Fanny continued to infiltrate the rock ’n’ roll boys’ cub, touring with bands like Jethro Tull and Humble Pie (Sounds magazine once called them “the support group to everyone these days”), and they even inspired infamous Svengali Kim Fowley to create the above-mentioned Runaways. “I remember Kim running up to the dressing room at the Whisky a Go-Go, all excited,” June says with a laugh. “He said, ‘I have this idea. I’m gonna start another all-girl band like you — but we’re going to make money! What do you think?’ He was all excited, like a puppy. I already had determined I didn’t really like this guy — he was just so crass. But I said, ‘OK, why not?’ Not that it would have made a big difference. But I did give him my blessing, because I thought, ‘You know what? That’s partly why we’re doing this — so that other girls can do it.’ So why would I stop him, or feel like there’s competition? In fact, we should all be getting into this.”
The Runaways eventually launched the superstar careers of Joan Jett and Lita Ford — but Fanny forever languished in semi-obscurity. And so, toward the end of Fanny’s career, Reprise label executives — who’d never had a problem before with the band members wearing regular street clothes and downplaying their sexuality — started pressuring Fanny to update their image.
“It’s a delicate balance being a young woman when you want to be attractive. You want to be sexy, but where are the lines? It can be a dangerous line. I didn’t feel like I was attractive, because being Filipina-American, racism is the first ‘ism’ that hit us pretty hard,” recalls June, who moved to the U.S. from Manila when she was 13. She bristled when Reprise eventually hired fashion designers to make over Fanny with glam getups.
“Each of us had a [costume] theme, and it showed a lot of skin. I found that really humiliating,” she laments. “At that moment, you realize the label has lost confidence. Like, selling 60,000 albums was not enough. We were working really hard. We knew these records were really good. We’d recorded at Apple Studios [with Beatles engineer Geoff Emerick]. We’d recorded with Todd Rundgren. We’d done every tour imaginable. And now we had to wear these outfits? It was really too much for me.”
And so, June quit the band in 1973. A revamped lineup featuring Patti Quatro (sister of Suzi) released one more Fanny album without her, the ironically titled Rock and Roll Survivors, in 1974. That LP spawned “Butter Boy,” Fanny’s biggest hit, but it was too little, too late.

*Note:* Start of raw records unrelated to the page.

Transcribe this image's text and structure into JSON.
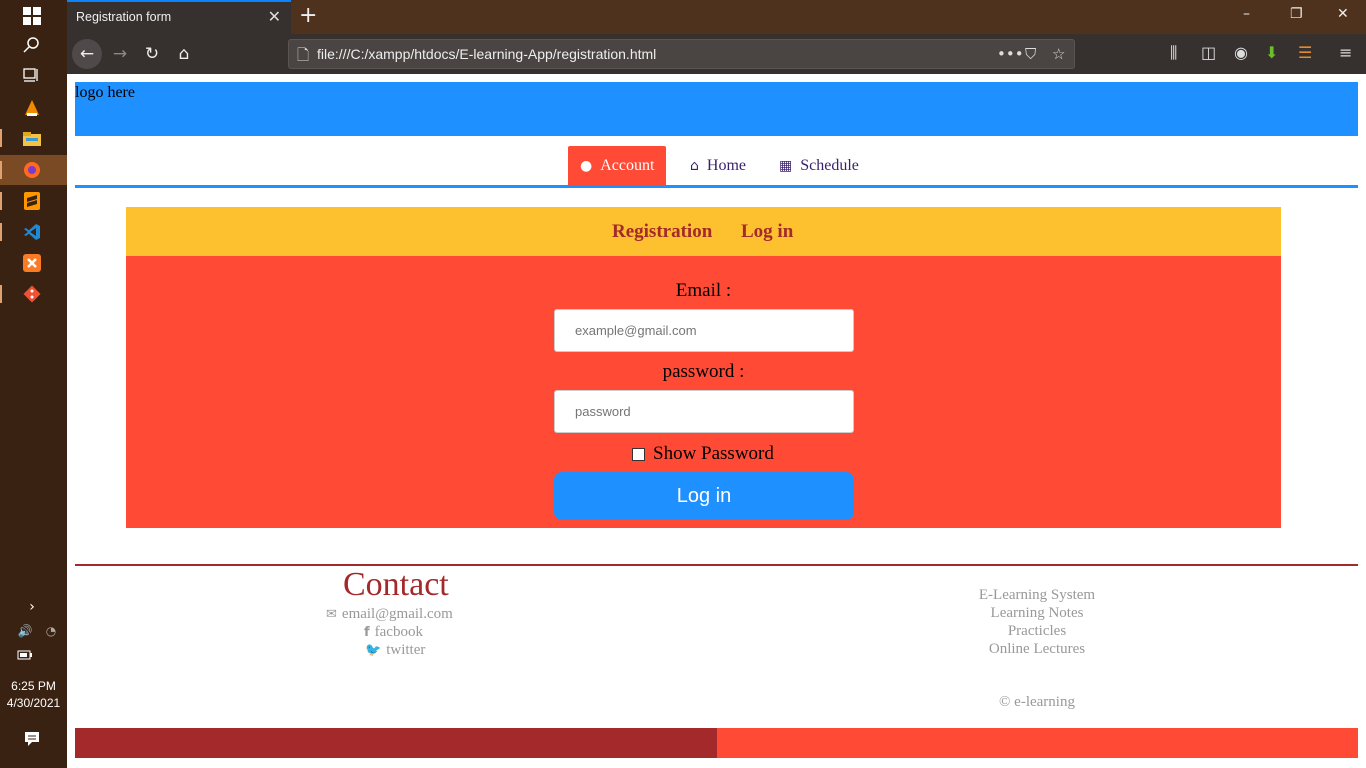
{
  "taskbar": {
    "time": "6:25 PM",
    "date": "4/30/2021"
  },
  "browser": {
    "tab_title": "Registration form",
    "url": "file:///C:/xampp/htdocs/E-learning-App/registration.html"
  },
  "page": {
    "logo_text": "logo here",
    "menu": [
      {
        "label": "Account",
        "icon": "user-icon"
      },
      {
        "label": "Home",
        "icon": "home-icon"
      },
      {
        "label": "Schedule",
        "icon": "calendar-icon"
      }
    ],
    "form_tabs": {
      "registration": "Registration",
      "login": "Log in"
    },
    "form": {
      "email_label": "Email :",
      "email_placeholder": "example@gmail.com",
      "password_label": "password :",
      "password_placeholder": "password",
      "show_password_label": "Show Password",
      "submit_label": "Log in"
    },
    "footer": {
      "contact_title": "Contact",
      "email": "email@gmail.com",
      "facebook": "facbook",
      "twitter": "twitter",
      "links": [
        "E-Learning System",
        "Learning Notes",
        "Practicles",
        "Online Lectures"
      ],
      "copyright": "© e-learning"
    }
  },
  "colors": {
    "primary_blue": "#1e90ff",
    "accent_red": "#ff4a36",
    "dark_red": "#a3292a",
    "yellow": "#fdc02f"
  }
}
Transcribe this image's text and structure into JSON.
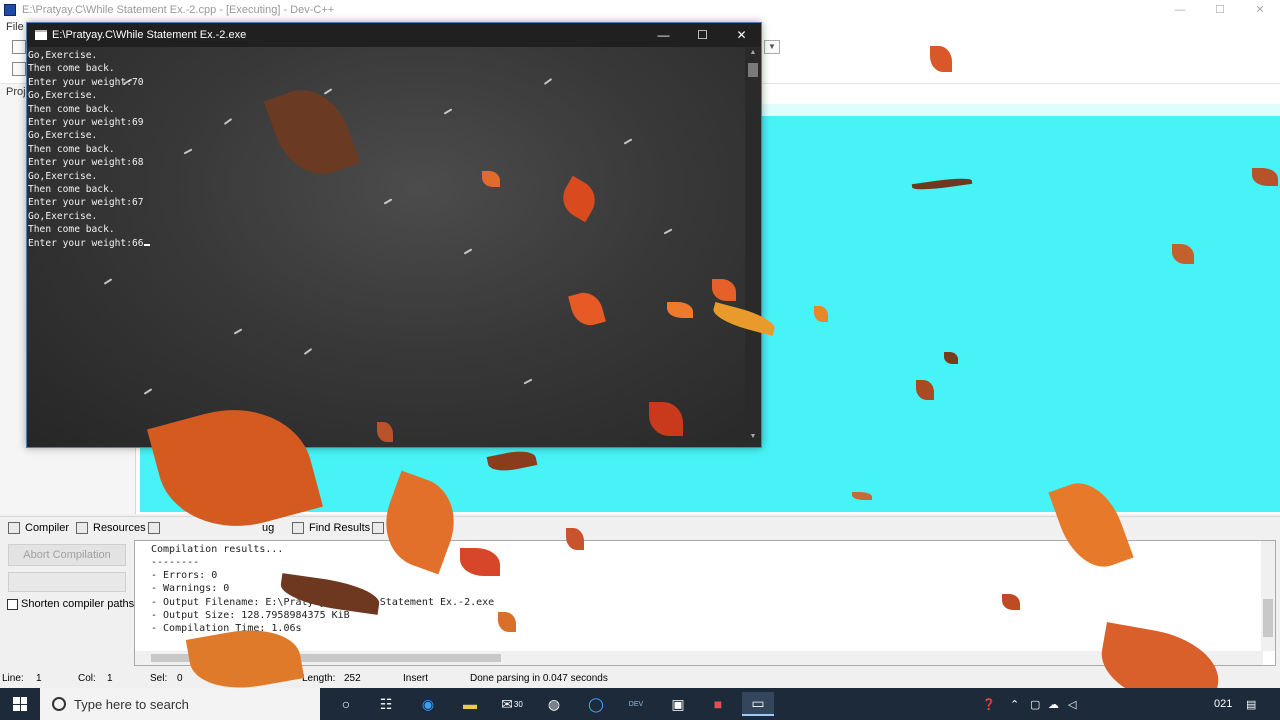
{
  "devcpp": {
    "title": "E:\\Pratyay.C\\While Statement Ex.-2.cpp - [Executing] - Dev-C++",
    "menu_first": "File",
    "project_tab": "Proje",
    "window_buttons": [
      "—",
      "☐",
      "✕"
    ]
  },
  "console": {
    "title": "E:\\Pratyay.C\\While Statement Ex.-2.exe",
    "buttons": [
      "—",
      "☐",
      "✕"
    ],
    "lines": [
      "Go,Exercise.",
      "Then come back.",
      "Enter your weight:70",
      "Go,Exercise.",
      "Then come back.",
      "Enter your weight:69",
      "Go,Exercise.",
      "Then come back.",
      "Enter your weight:68",
      "Go,Exercise.",
      "Then come back.",
      "Enter your weight:67",
      "Go,Exercise.",
      "Then come back.",
      "Enter your weight:66"
    ]
  },
  "bottom_tabs": {
    "compiler": "Compiler",
    "resources": "Resources",
    "debug": "ug",
    "find_results": "Find Results"
  },
  "compiler_panel": {
    "abort_label": "Abort Compilation",
    "shorten_label": "Shorten compiler paths",
    "log": [
      "Compilation results...",
      "--------",
      "- Errors: 0",
      "- Warnings: 0",
      "- Output Filename: E:\\Pratyay.C\\While Statement Ex.-2.exe",
      "- Output Size: 128.7958984375 KiB",
      "- Compilation Time: 1.06s"
    ]
  },
  "status_bar": {
    "line_label": "Line:",
    "line_value": "1",
    "col_label": "Col:",
    "col_value": "1",
    "sel_label": "Sel:",
    "sel_value": "0",
    "length_label": "Length:",
    "length_value": "252",
    "mode": "Insert",
    "message": "Done parsing in 0.047 seconds"
  },
  "taskbar": {
    "search_placeholder": "Type here to search",
    "mail_badge": "30",
    "clock_fragment": "021",
    "devcpp_badge": "DEV"
  },
  "colors": {
    "desktop_cyan": "#47f3f6",
    "console_bg": "#333333",
    "taskbar_bg": "#1c2a3a"
  }
}
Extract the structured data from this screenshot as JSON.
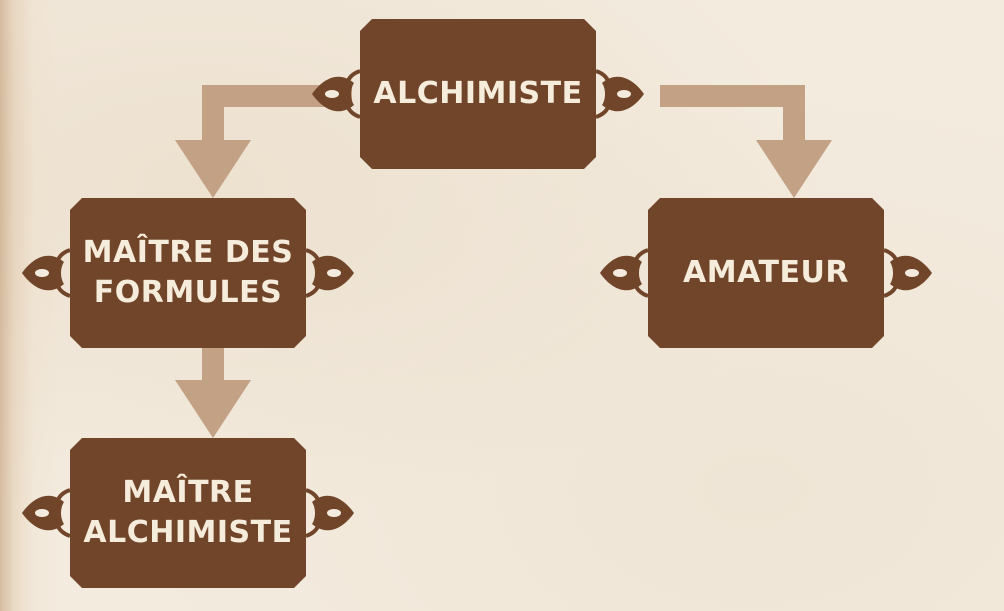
{
  "diagram": {
    "colors": {
      "background": "#f3ebde",
      "node_fill": "#714529",
      "node_text": "#f6ecdc",
      "connector": "#c2a185"
    },
    "nodes": {
      "root": {
        "label": "ALCHIMISTE"
      },
      "master_formulas": {
        "label": "MAÎTRE DES\nFORMULES"
      },
      "amateur": {
        "label": "AMATEUR"
      },
      "master_alchemist": {
        "label": "MAÎTRE\nALCHIMISTE"
      }
    },
    "edges": [
      {
        "from": "ALCHIMISTE",
        "to": "MAÎTRE DES FORMULES"
      },
      {
        "from": "ALCHIMISTE",
        "to": "AMATEUR"
      },
      {
        "from": "MAÎTRE DES FORMULES",
        "to": "MAÎTRE ALCHIMISTE"
      }
    ]
  }
}
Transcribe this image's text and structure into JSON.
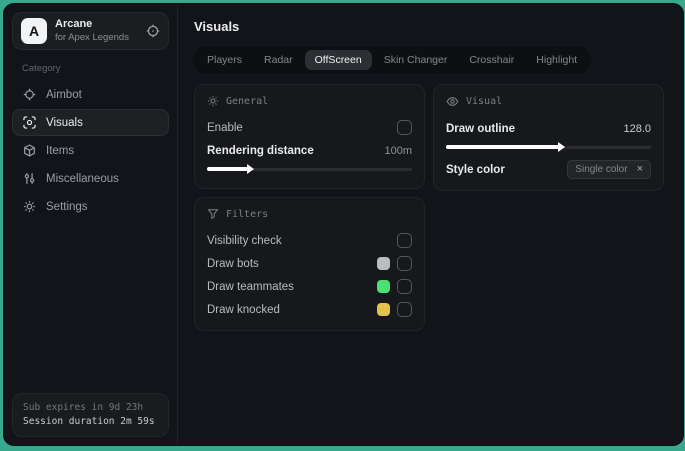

“When I left, I was a beaten woman,” June admits. “I was disappointed, the record company was disappointed, and our management was going broke. It was hard to stay, but it was also hard to leave, because I was leaving my sister and I was leaving all our dreams. But I had to leave it behind in order to move forward.”
June hardly rested on her laurels post-Fanny. She moved forward by producing other artists’ music, playing in various bands with and without Jean, releasing three solo albums, co-founding the Institute for the Musical Arts, and penning her autobiography, Land of a Thousand Bridges. And now, as she nears age 75, maybe the world is finally ready to hear her story.
“What I like about right now is letting all the people, the ones that thought they were leaving us behind, that I’m still alive. We’re still alive. We’re still playing. ... This is a success story. Maybe everyone did us a favor by erasing us, because we had to learn how to be alive on this planet, doing our own thing.”